Wine vs Wine – July 2024



    2021 Hardys ‘HRB’ Pinot Noir 13.5%
    Bin D697. Tasmania/Yarra Valley RRP $35

    Pinot Noir can be a wholly seductive, sensual wine. Perfumed, yet with tactile excitement – and majestic magic with the right foods. Yet too often, Pinot Noir frustrates – delivering a weedy thin, or nondescript over-oaked dry red with no sense of place or variety – that also underdelivers for budget. Burgundy is the minefield for thrills surrounded by expensive disappointments.

    Transferring the right grapes from the right place safely into bottle is a winemaking puzzle with many tweaks and sulks in the process. Clones? Stalks? Oak regime? Where is the sweet spot to match quality with value for the consumer?

    I was delighted with the value equation here, and surprised it emerged from a ‘big’ company. It’s well worth seeking out (for much less than RRP)!

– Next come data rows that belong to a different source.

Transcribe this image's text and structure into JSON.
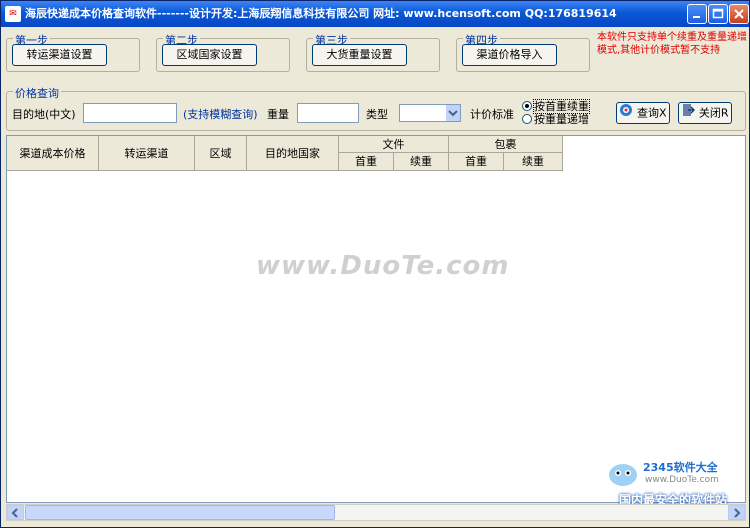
{
  "window": {
    "title": "海辰快递成本价格查询软件-------设计开发:上海辰翔信息科技有限公司 网址: www.hcensoft.com QQ:176819614"
  },
  "steps": [
    {
      "label": "第一步",
      "button": "转运渠道设置"
    },
    {
      "label": "第二步",
      "button": "区域国家设置"
    },
    {
      "label": "第三步",
      "button": "大货重量设置"
    },
    {
      "label": "第四步",
      "button": "渠道价格导入"
    }
  ],
  "note": "本软件只支持单个续重及重量递增模式,其他计价模式暂不支持",
  "query": {
    "group_label": "价格查询",
    "dest_label": "目的地(中文)",
    "dest_value": "",
    "fuzzy_hint": "(支持模糊查询)",
    "weight_label": "重量",
    "weight_value": "",
    "type_label": "类型",
    "type_value": "",
    "pricing_label": "计价标准",
    "radio_options": [
      "按首重续重",
      "按重量递增"
    ],
    "search_button": "查询X",
    "close_button": "关闭R"
  },
  "table": {
    "columns": [
      "渠道成本价格",
      "转运渠道",
      "区域",
      "目的地国家"
    ],
    "groups": [
      {
        "name": "文件",
        "sub": [
          "首重",
          "续重"
        ]
      },
      {
        "name": "包裹",
        "sub": [
          "首重",
          "续重"
        ]
      }
    ],
    "rows": []
  },
  "watermark": "www.DuoTe.com",
  "badge": {
    "line1": "2345软件大全",
    "line2": "www.DuoTe.com",
    "line3": "国内最安全的软件站"
  }
}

    While the colour is varietally pale, it rewards with fragrant dark cherry, wild strawberry, rhubarb, spices, varietal sappiness, and all-around ‘Pinosity.’ Approachable, with texture that is rich and silky but still amazingly fresh and crisp, demanding a further sip. Celebrate its exuberance, but I’m sure it will hold its form for five years.

    Match? Duck is marvellous in its many styles (or quail).
    Chicken is a handy backup, ditto ham, pork spare-ribs, turkey, mushroom risotto – even tuna steak. Go!


    Warramunda Estate Pinot Noir Yarra Valley 2023
    RRP $60, ABV 13%

    Warramunda Estate is situated in the ever popular and touristy Coldstream; a must see quaint little town on your next jaunt throughout the Yarra Valley. Their Cabernets and Syrah are unsung heroes of their range but for now, the focus is on their 2023 Estate Pinot Noir. A delicate balance is struck here between edgy briary, snapped twig, earth and leafy herbs but also plenty of macerated strawberry, fresh picked mulberry and an unmistakable rhubarb note. As I sipped my way through a good couple of glasses of this, I experienced each of the aforementioned notes each time I dipped my nose in the just swirled glass. It’s so complex and offers a tension between the sweet, savoury and acidic with centimetre precision. In colour, it appears light bodied which may give the false presumption that there might not be much behind this wine. But looks can deceive the eye. Persevere and you’ll be rewarded. Pinot Noir is notoriously difficult to grow, make and produce and I feel its price tag is genuinely good value. You’ll find even better value throughout their range but I’d recommend setting the bar high and starting with this. Gorgeous Yarra Valley Pinot Noir.

    Pair with: Duck ragu ravioli in a burnt butter, orange zest and sage sauce topped with grana padano.